For me it had already been an awesome ride, just working with the production team at WELCOA.

Let me quickly summarize what you'll find in each chapter:

Chapters 1 & 2

Chapter 1 and 2 are about self-regulating your nervous system and we give you ten short two minute exercises that will help you calm your nervous system at your command.

Chapters 3 & 4

Chapter 3 and 4 are about changing your stressful thinking. Not many people realize the extent to which their thinking affects their experience of stress. After reading these two pithy chapters you most certainly will and have tools for changing your thinking.

Chapters 5 & 6

Chapters 5 and 6 are about changing your stressful behaviors. Understanding how most of us manage our stress by self-medicating with counter-productive coping strategies like drinking, smoking, over-spending and eating which only make matters worse.
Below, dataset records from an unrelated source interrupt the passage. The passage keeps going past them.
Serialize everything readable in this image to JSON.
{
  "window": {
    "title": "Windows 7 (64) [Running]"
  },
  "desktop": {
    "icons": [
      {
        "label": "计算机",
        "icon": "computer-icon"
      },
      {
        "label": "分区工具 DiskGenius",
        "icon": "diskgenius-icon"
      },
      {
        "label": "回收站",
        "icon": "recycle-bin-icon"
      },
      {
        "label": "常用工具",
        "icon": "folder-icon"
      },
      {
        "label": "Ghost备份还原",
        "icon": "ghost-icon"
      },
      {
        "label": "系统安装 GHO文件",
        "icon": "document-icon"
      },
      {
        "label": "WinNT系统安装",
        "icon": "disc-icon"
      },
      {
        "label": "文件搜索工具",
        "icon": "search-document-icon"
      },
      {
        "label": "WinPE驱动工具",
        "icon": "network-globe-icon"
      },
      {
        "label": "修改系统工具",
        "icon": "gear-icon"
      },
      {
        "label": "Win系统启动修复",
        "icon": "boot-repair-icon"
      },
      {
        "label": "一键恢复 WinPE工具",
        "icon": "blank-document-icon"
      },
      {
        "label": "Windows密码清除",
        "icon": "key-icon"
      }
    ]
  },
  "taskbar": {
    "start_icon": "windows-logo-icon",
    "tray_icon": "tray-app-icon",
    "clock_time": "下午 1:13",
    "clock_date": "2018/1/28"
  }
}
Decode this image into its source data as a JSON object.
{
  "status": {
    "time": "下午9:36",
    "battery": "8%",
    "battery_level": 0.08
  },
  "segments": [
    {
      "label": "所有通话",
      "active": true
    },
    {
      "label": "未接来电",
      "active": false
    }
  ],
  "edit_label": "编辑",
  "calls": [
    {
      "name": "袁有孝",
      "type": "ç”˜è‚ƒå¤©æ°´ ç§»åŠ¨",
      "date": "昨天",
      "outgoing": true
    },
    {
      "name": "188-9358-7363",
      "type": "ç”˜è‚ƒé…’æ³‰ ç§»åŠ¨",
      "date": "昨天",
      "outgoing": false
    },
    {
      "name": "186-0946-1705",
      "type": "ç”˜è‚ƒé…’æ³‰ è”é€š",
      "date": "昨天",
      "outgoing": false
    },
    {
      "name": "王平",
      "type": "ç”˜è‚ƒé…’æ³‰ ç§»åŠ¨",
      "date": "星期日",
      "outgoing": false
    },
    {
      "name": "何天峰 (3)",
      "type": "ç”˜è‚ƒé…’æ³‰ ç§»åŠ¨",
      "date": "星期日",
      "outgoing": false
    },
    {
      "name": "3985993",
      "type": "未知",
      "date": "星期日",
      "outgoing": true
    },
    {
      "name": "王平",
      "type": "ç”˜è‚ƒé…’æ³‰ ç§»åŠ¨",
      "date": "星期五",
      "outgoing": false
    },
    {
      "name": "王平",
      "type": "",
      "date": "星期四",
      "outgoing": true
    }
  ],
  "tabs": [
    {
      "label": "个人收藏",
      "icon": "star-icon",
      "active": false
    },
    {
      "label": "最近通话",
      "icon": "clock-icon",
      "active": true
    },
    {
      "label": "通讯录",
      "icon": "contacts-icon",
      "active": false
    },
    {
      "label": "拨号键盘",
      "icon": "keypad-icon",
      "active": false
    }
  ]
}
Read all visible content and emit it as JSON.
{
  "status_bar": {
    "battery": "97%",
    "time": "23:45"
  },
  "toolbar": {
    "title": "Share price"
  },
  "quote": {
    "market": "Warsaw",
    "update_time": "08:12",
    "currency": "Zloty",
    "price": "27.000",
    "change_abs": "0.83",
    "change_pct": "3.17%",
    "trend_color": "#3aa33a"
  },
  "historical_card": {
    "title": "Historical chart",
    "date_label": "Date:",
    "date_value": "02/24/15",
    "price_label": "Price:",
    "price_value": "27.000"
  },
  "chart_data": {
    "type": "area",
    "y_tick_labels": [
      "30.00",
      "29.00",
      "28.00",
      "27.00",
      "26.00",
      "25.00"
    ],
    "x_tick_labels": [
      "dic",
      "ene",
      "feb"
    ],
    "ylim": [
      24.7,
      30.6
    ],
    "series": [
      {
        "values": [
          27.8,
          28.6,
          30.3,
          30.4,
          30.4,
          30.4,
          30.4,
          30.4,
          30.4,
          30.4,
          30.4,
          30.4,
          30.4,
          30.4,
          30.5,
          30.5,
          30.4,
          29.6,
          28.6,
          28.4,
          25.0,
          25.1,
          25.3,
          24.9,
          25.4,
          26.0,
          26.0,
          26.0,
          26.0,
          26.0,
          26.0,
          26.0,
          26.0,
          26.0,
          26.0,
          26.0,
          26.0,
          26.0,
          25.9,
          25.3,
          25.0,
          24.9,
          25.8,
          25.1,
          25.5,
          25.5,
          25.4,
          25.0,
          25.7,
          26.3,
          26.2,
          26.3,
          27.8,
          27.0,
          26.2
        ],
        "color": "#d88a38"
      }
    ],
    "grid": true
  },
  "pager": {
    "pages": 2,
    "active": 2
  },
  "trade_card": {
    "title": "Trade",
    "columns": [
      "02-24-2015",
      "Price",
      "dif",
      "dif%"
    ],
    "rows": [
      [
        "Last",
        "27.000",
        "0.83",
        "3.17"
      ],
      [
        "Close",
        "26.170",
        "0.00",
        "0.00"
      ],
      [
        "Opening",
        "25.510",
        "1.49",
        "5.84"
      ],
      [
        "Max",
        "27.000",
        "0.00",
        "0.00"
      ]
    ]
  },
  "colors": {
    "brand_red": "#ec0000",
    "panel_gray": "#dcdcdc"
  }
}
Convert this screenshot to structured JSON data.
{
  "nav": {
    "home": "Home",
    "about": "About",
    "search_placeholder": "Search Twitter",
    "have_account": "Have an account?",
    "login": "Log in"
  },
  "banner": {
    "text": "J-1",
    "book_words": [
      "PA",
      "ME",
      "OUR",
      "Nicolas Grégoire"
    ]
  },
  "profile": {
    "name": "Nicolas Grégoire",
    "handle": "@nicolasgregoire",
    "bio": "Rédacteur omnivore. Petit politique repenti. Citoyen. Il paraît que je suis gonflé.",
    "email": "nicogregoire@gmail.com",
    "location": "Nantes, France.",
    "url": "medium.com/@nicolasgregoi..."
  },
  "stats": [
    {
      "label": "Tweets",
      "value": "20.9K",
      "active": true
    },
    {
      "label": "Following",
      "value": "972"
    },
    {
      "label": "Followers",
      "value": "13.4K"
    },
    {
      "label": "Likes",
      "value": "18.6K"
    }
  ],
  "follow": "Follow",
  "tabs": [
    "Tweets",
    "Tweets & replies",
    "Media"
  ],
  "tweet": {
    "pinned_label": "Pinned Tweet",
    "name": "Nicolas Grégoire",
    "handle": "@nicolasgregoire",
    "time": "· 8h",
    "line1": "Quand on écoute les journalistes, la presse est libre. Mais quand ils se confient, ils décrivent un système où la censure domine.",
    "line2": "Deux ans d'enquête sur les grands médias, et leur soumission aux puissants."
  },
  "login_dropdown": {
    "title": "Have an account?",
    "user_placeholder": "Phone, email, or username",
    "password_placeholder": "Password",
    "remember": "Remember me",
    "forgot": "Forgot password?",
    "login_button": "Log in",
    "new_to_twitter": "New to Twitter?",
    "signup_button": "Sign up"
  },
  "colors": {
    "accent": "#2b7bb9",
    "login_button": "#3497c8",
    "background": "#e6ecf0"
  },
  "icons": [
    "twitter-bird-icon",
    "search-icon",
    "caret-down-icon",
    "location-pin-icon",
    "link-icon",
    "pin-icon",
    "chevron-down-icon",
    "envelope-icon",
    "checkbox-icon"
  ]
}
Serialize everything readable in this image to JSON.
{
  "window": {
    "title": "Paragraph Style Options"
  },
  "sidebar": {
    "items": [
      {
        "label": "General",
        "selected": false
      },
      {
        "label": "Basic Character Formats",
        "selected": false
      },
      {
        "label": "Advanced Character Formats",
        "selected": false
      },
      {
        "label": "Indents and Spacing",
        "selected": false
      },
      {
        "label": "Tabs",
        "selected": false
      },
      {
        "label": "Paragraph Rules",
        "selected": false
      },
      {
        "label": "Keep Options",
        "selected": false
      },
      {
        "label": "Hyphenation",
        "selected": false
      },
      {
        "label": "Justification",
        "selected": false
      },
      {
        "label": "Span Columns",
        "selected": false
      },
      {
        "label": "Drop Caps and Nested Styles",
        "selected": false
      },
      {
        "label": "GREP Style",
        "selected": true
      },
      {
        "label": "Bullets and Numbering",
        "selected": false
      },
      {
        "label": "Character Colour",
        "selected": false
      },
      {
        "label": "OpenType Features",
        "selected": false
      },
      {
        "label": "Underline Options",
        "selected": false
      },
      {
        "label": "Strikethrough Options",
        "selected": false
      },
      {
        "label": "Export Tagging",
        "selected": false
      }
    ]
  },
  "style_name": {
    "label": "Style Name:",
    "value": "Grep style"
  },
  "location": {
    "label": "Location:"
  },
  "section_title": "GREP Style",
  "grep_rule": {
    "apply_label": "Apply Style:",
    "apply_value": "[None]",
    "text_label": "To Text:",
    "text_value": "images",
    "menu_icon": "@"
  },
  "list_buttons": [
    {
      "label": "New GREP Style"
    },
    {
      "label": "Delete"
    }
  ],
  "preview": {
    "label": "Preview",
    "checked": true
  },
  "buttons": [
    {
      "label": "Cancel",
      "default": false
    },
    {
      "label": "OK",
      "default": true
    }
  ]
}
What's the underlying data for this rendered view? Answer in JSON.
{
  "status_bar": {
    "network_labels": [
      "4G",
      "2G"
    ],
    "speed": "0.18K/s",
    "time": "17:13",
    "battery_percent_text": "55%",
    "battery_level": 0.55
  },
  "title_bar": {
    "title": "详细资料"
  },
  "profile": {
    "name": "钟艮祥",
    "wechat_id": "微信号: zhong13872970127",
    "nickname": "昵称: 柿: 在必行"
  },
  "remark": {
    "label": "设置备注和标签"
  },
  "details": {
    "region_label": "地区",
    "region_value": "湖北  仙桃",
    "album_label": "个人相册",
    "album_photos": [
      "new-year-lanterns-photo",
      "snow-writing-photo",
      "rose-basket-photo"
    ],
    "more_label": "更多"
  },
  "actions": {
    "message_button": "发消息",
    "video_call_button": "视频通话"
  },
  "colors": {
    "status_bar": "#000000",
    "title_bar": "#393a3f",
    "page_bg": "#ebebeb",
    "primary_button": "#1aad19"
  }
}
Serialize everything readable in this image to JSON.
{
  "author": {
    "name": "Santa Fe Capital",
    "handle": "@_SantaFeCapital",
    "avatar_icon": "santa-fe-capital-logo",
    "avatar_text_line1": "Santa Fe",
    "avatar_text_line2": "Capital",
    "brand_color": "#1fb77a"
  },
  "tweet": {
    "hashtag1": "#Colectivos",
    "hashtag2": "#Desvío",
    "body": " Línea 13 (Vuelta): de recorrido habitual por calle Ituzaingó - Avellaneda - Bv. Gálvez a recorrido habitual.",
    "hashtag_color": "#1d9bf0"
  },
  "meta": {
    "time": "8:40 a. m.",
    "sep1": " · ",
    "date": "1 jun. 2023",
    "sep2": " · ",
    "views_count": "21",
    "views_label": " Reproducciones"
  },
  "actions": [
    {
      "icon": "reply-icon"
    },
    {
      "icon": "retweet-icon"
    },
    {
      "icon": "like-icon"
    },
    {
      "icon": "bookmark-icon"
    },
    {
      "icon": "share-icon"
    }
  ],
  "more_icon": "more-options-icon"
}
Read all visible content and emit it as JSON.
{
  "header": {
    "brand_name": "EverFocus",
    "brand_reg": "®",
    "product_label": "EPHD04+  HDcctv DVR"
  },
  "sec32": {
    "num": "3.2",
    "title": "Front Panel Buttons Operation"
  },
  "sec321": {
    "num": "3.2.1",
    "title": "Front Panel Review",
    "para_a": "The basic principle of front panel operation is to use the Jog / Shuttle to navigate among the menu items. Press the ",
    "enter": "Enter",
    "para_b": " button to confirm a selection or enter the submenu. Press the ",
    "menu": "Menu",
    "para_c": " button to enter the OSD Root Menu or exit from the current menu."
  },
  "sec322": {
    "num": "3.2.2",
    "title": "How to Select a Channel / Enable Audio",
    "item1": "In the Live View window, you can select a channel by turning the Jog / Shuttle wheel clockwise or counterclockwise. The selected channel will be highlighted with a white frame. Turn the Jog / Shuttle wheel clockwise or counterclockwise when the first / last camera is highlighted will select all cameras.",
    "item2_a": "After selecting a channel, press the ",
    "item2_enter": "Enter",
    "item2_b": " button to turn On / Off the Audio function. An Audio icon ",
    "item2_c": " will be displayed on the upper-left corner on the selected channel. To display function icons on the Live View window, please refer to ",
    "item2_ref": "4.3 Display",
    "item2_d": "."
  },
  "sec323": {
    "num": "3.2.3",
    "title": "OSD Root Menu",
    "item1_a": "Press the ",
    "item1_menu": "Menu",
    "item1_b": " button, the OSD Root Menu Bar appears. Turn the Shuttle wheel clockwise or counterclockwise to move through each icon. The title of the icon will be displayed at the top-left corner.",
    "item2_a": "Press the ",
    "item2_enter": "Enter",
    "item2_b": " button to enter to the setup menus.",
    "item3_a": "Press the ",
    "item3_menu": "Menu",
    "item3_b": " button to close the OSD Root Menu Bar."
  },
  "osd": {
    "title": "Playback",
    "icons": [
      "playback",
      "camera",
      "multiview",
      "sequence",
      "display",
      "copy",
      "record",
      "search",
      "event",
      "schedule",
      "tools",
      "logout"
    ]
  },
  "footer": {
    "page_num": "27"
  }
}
We show you exactly how behavior change works and how to apply this information to managing your stress.

Chapters 7 & 8

In chapter 7 and 8 we look at stress management as a form of problem solving. After all, most of our stress really boils down to specific problems that we have to solve. And once we understand how stress robs us of our creative problem solving ability, and then, how to get it back, it's a fairly simple matter, to solve each stressful problem one by one.

Chapter 9

In chapter 9 we learn how to find the time to manage stress. All the advice in the world isn't going to help you manage stress if you don't have the time set aside to do it. And the take away from this chapter is that you must literally take-away time from less important activities - like TV-watching - and shift it to more important (but less urgent) activities like managing stress. (In other words, you can't add stress management to your already busy schedule without taking something away first.)

Chapter 10

And finally in chapter ten, we show you how to motivate yourself to WANT to make these changes. The desire to change has to come from within. Planting the seeds of this inwardly motivated desire is the goal of this final chapter.